The Tata India Consumer Fund has been a top performer, delivering nearly 20% returns over three years, the best in its category, and 21% over two years, the second-best (Source: Value Research).

Consumption funds delivered double-digit returns of 20.96% in 2024, outperforming the BSE 500 TRI benchmark (15.67%) (Source: Value Research). After a brief dip in 2025, the category has rebounded since March, underpinned by improving macroeconomic conditions. With income tax reliefs, lower GST rates on essentials or processed goods, and rural recovery, consumption is poised to remain key engine a growth in the long term.

The Tata India Consumer Fund follows a forward-looking strategy, with a tilt towards high-growth areas such as consumer services, discretionary retail, durables, and PLI-linked businesses. It consciously avoids highly leveraged or low-margin traditional sectors, while also maintaining diversified exposure to consumer-facing plays in autos, capital goods, building materials, QSRs, and e-commerce.

With structural drivers intact and cyclical factors turning supportive, the fund potentially offers investors an opportunity to participate in India’s next phase of consumption-led growth.

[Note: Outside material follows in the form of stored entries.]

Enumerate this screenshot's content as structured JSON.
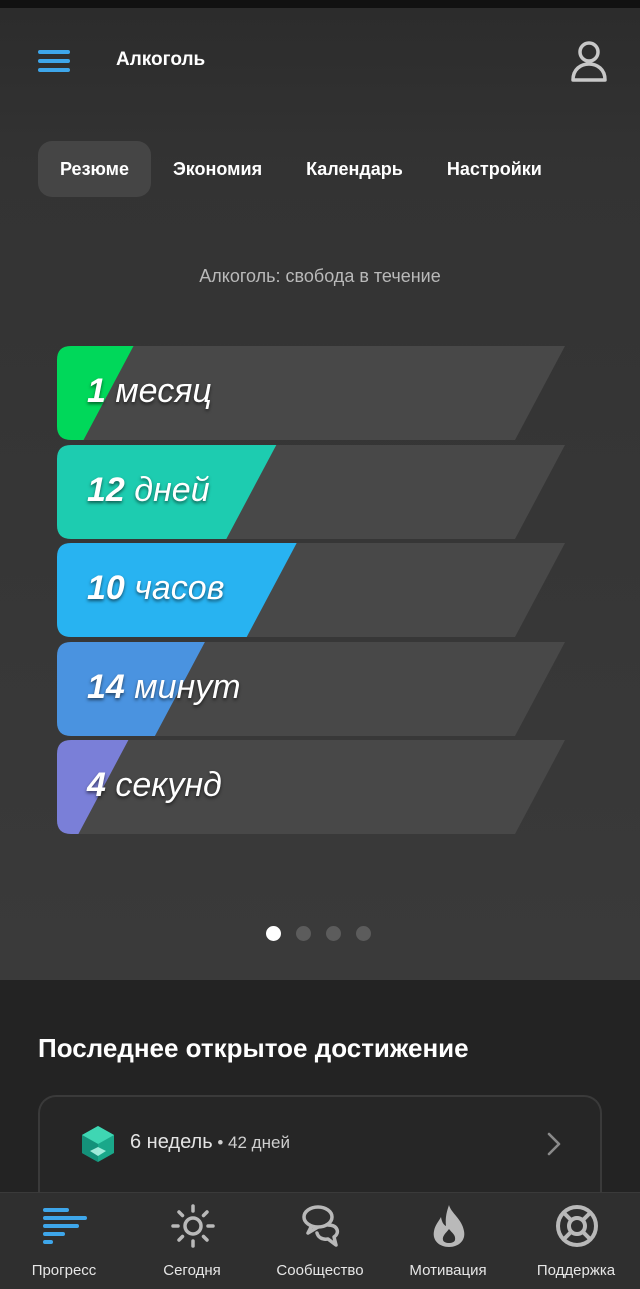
{
  "app": {
    "title": "Алкоголь"
  },
  "tabs": [
    {
      "label": "Резюме",
      "active": true
    },
    {
      "label": "Экономия",
      "active": false
    },
    {
      "label": "Календарь",
      "active": false
    },
    {
      "label": "Настройки",
      "active": false
    }
  ],
  "summary": {
    "subtitle": "Алкоголь: свобода в течение",
    "counters": [
      {
        "value": "1",
        "unit": "месяц",
        "color": "#00d85a",
        "fill": 0.15
      },
      {
        "value": "12",
        "unit": "дней",
        "color": "#1dccb0",
        "fill": 0.43
      },
      {
        "value": "10",
        "unit": "часов",
        "color": "#28b3f1",
        "fill": 0.47
      },
      {
        "value": "14",
        "unit": "минут",
        "color": "#4a93e0",
        "fill": 0.29
      },
      {
        "value": "4",
        "unit": "секунд",
        "color": "#7a7fd8",
        "fill": 0.14
      }
    ]
  },
  "pager": {
    "count": 4,
    "active": 0
  },
  "achievement": {
    "section_title": "Последнее открытое достижение",
    "name": "6 недель",
    "separator": " • ",
    "detail": "42 дней",
    "icon": "hexagon-badge-icon"
  },
  "bottom_nav": [
    {
      "label": "Прогресс",
      "icon": "progress-bars-icon",
      "active": true
    },
    {
      "label": "Сегодня",
      "icon": "sun-icon",
      "active": false
    },
    {
      "label": "Сообщество",
      "icon": "chat-bubbles-icon",
      "active": false
    },
    {
      "label": "Мотивация",
      "icon": "flame-icon",
      "active": false
    },
    {
      "label": "Поддержка",
      "icon": "lifebuoy-icon",
      "active": false
    }
  ],
  "colors": {
    "accent": "#3ea6ea",
    "background": "#333333"
  }
}
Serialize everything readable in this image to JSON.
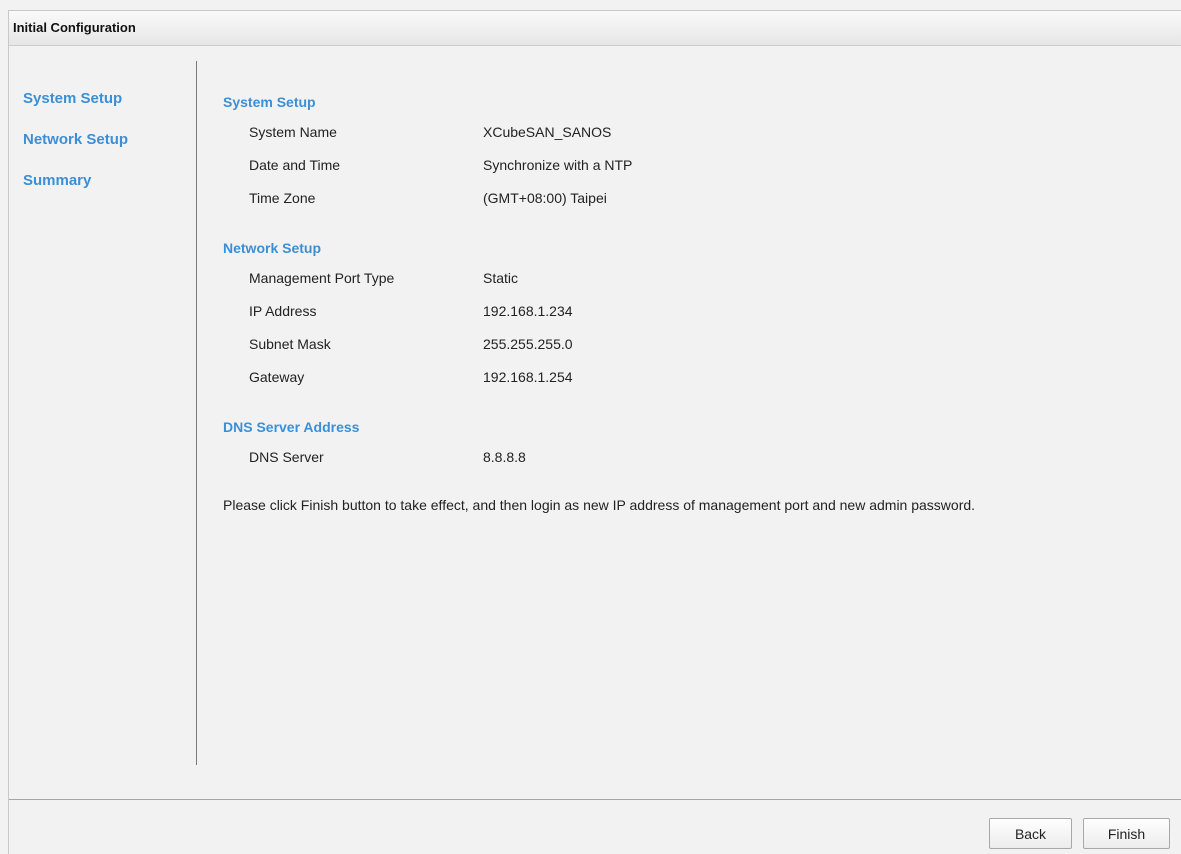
{
  "window": {
    "title": "Initial Configuration"
  },
  "nav": {
    "items": [
      {
        "label": "System Setup"
      },
      {
        "label": "Network Setup"
      },
      {
        "label": "Summary"
      }
    ]
  },
  "summary": {
    "system_setup": {
      "title": "System Setup",
      "rows": [
        {
          "label": "System Name",
          "value": "XCubeSAN_SANOS"
        },
        {
          "label": "Date and Time",
          "value": "Synchronize with a NTP"
        },
        {
          "label": "Time Zone",
          "value": "(GMT+08:00) Taipei"
        }
      ]
    },
    "network_setup": {
      "title": "Network Setup",
      "rows": [
        {
          "label": "Management Port Type",
          "value": "Static"
        },
        {
          "label": "IP Address",
          "value": "192.168.1.234"
        },
        {
          "label": "Subnet Mask",
          "value": "255.255.255.0"
        },
        {
          "label": "Gateway",
          "value": "192.168.1.254"
        }
      ]
    },
    "dns": {
      "title": "DNS Server Address",
      "rows": [
        {
          "label": "DNS Server",
          "value": "8.8.8.8"
        }
      ]
    },
    "note": "Please click Finish button to take effect, and then login as new IP address of management port and new admin password."
  },
  "buttons": {
    "back": "Back",
    "finish": "Finish"
  },
  "colors": {
    "accent": "#3b8fd6",
    "background": "#f2f2f2"
  }
}
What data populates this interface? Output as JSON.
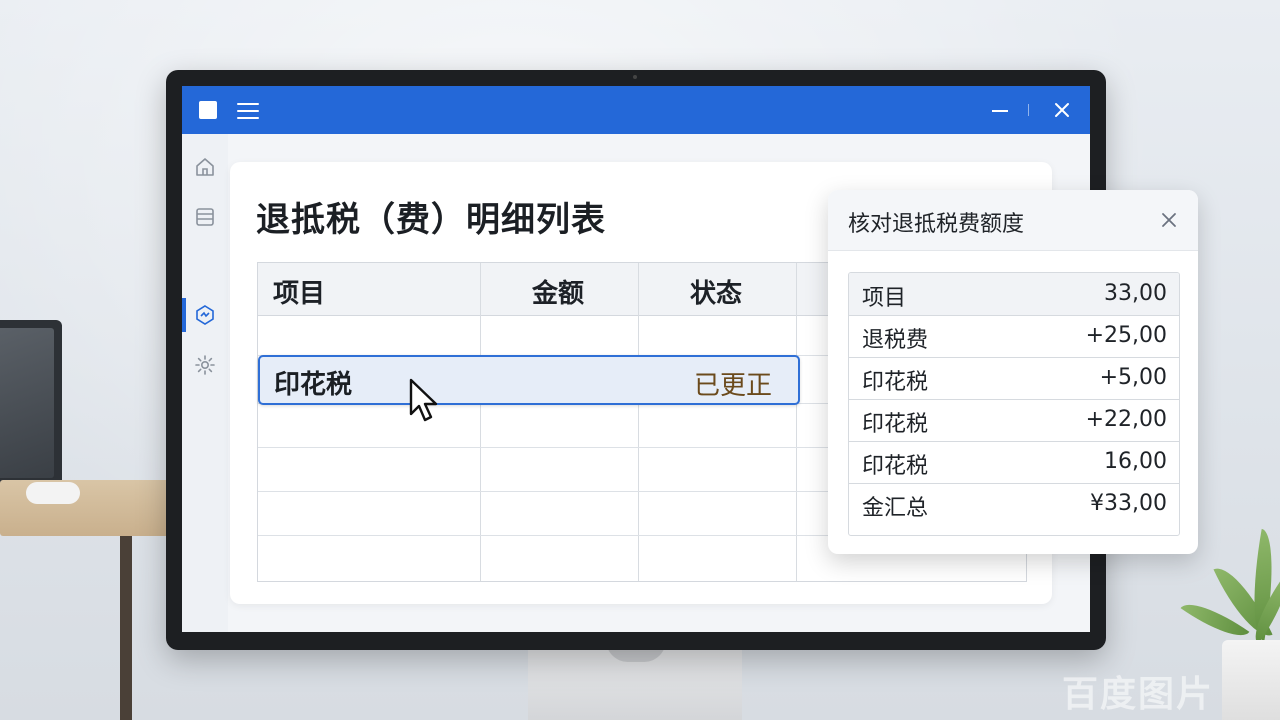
{
  "window": {
    "title_bar_color": "#2468d8"
  },
  "sidebar": {
    "items": [
      {
        "icon": "home-icon"
      },
      {
        "icon": "list-icon"
      },
      {
        "icon": "tax-icon",
        "active": true
      },
      {
        "icon": "gear-icon"
      }
    ]
  },
  "main": {
    "title": "退抵税（费）明细列表",
    "table": {
      "columns": [
        "项目",
        "金额",
        "状态",
        ""
      ],
      "selected_row": {
        "item": "印花税",
        "amount": "",
        "status": "已更正"
      }
    }
  },
  "popup": {
    "title": "核对退抵税费额度",
    "rows": [
      {
        "label": "项目",
        "value": "33,00"
      },
      {
        "label": "退税费",
        "value": "+25,00"
      },
      {
        "label": "印花税",
        "value": "+5,00"
      },
      {
        "label": "印花税",
        "value": "+22,00"
      },
      {
        "label": "印花税",
        "value": "16,00"
      },
      {
        "label": "金汇总",
        "value": "¥33,00"
      }
    ]
  },
  "watermark": "百度图片"
}
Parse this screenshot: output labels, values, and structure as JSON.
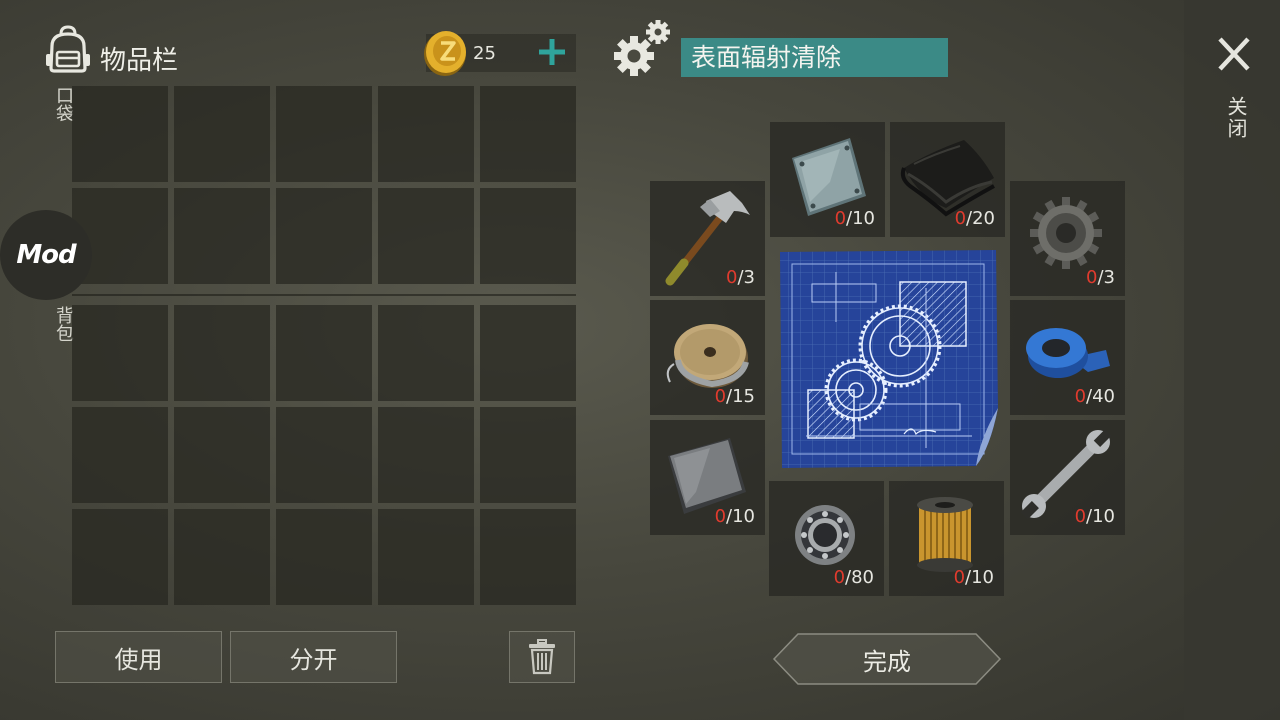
{
  "inventory": {
    "title": "物品栏",
    "pocket_label": "口袋",
    "backpack_label": "背包",
    "coins": "25",
    "use_button": "使用",
    "split_button": "分开",
    "mod_badge": "Mod"
  },
  "crafting": {
    "recipe_name": "表面辐射清除",
    "done_button": "完成",
    "ingredients": [
      {
        "name": "metal-plate",
        "have": "0",
        "need": "/10"
      },
      {
        "name": "leather",
        "have": "0",
        "need": "/20"
      },
      {
        "name": "hammer",
        "have": "0",
        "need": "/3"
      },
      {
        "name": "gear",
        "have": "0",
        "need": "/3"
      },
      {
        "name": "wire-spool",
        "have": "0",
        "need": "/15"
      },
      {
        "name": "blue-tape",
        "have": "0",
        "need": "/40"
      },
      {
        "name": "sheet-metal",
        "have": "0",
        "need": "/10"
      },
      {
        "name": "wrench",
        "have": "0",
        "need": "/10"
      },
      {
        "name": "bearing",
        "have": "0",
        "need": "/80"
      },
      {
        "name": "oil-filter",
        "have": "0",
        "need": "/10"
      }
    ]
  },
  "side": {
    "close_label": "关闭"
  },
  "colors": {
    "accent_teal": "#3b8a86",
    "missing_red": "#e03b2e",
    "add_teal": "#2fa49c"
  },
  "icons": [
    "backpack-icon",
    "coin-icon",
    "plus-icon",
    "gears-icon",
    "close-icon",
    "trash-icon"
  ]
}
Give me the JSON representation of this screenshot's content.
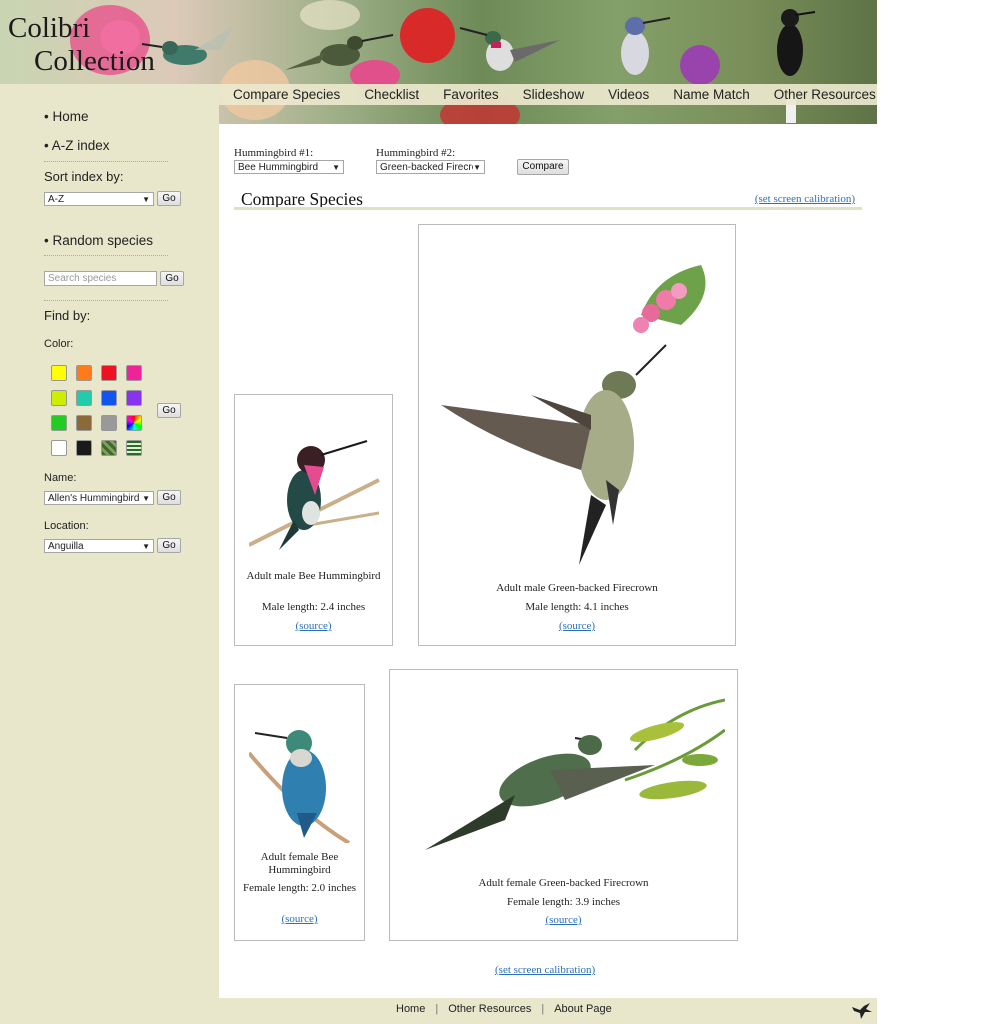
{
  "brand": {
    "line1": "Colibri",
    "line2": "Collection"
  },
  "nav": [
    "Compare Species",
    "Checklist",
    "Favorites",
    "Slideshow",
    "Videos",
    "Name Match",
    "Other Resources"
  ],
  "sidebar": {
    "home": "• Home",
    "az_index": "• A-Z index",
    "sort_label": "Sort index by:",
    "sort_value": "A-Z",
    "go": "Go",
    "random": "• Random species",
    "search_placeholder": "Search species",
    "find_by": "Find by:",
    "color_label": "Color:",
    "colors": [
      "#ffff00",
      "#ff7a1a",
      "#ee1122",
      "#ee2299",
      "#ccee00",
      "#22ccaa",
      "#1155ee",
      "#8833ee",
      "#22cc22",
      "#8a6a3a",
      "#999999",
      "rainbow",
      "#ffffff",
      "#1a1a1a",
      "pattern-green",
      "pattern-stripes"
    ],
    "name_label": "Name:",
    "name_value": "Allen's Hummingbird",
    "location_label": "Location:",
    "location_value": "Anguilla"
  },
  "compare": {
    "hb1_label": "Hummingbird #1:",
    "hb1_value": "Bee Hummingbird",
    "hb2_label": "Hummingbird #2:",
    "hb2_value": "Green-backed Firecro",
    "compare_button": "Compare",
    "title": "Compare Species",
    "calibration": "(set screen calibration)"
  },
  "cards": [
    {
      "caption": "Adult male Bee Hummingbird",
      "length": "Male length: 2.4 inches",
      "source": "(source)"
    },
    {
      "caption": "Adult male Green-backed Firecrown",
      "length": "Male length: 4.1 inches",
      "source": "(source)"
    },
    {
      "caption": "Adult female Bee Hummingbird",
      "length": "Female length: 2.0 inches",
      "source": "(source)"
    },
    {
      "caption": "Adult female Green-backed Firecrown",
      "length": "Female length: 3.9 inches",
      "source": "(source)"
    }
  ],
  "bottom_calibration": "(set screen calibration)",
  "footer": [
    "Home",
    "Other Resources",
    "About Page"
  ]
}
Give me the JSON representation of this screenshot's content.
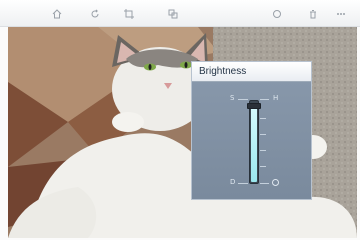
{
  "toolbar": {
    "icons": [
      "home-icon",
      "rotate-icon",
      "crop-icon",
      "adjust-icon",
      "favorite-icon",
      "delete-icon",
      "more-icon"
    ]
  },
  "photo": {
    "subject": "white cat lying on back"
  },
  "brightness_panel": {
    "title": "Brightness",
    "level": 0.93,
    "scale_top_left": "S",
    "scale_top_right": "H",
    "scale_bottom_left": "D"
  },
  "colors": {
    "panel_bg": "#7f8fa1",
    "slider_fill": "#9ae7ee",
    "toolbar_icon": "#9aa1a9"
  }
}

Disclaimer: The views expressed in this article are personal in nature and in is no way trying to predict the markets or to time them. The views expressed are for information purpose only and do not construe to be any investment, legal or taxation advice. Any action taken by you on the basis of the information contained herein is your responsibility alone and Tata Asset Management Pvt. Ltd. will not be liable in any manner for the consequences of such action taken by you. Please consult your Mutual Fund Distributor before investing. The views expressed in this article may not reflect in the scheme portfolios of Tata Mutual Fund. The view expressed are based on the current market scenario and the same is subject to change. There are no guaranteed or assured returns under any of the scheme of Tata mutual Fund.

Mutual Fund investments are subject to market risks, read all scheme related documents carefully.

It may be noted that risk-o-meter specified above is based on internal assessment. The same shall be updated as per provision no. 17.4.1.i of SEBI Master Circular on Mutual Fund dated 27.06.2024, on Product labelling in mutual fund schemes on ongoing basis.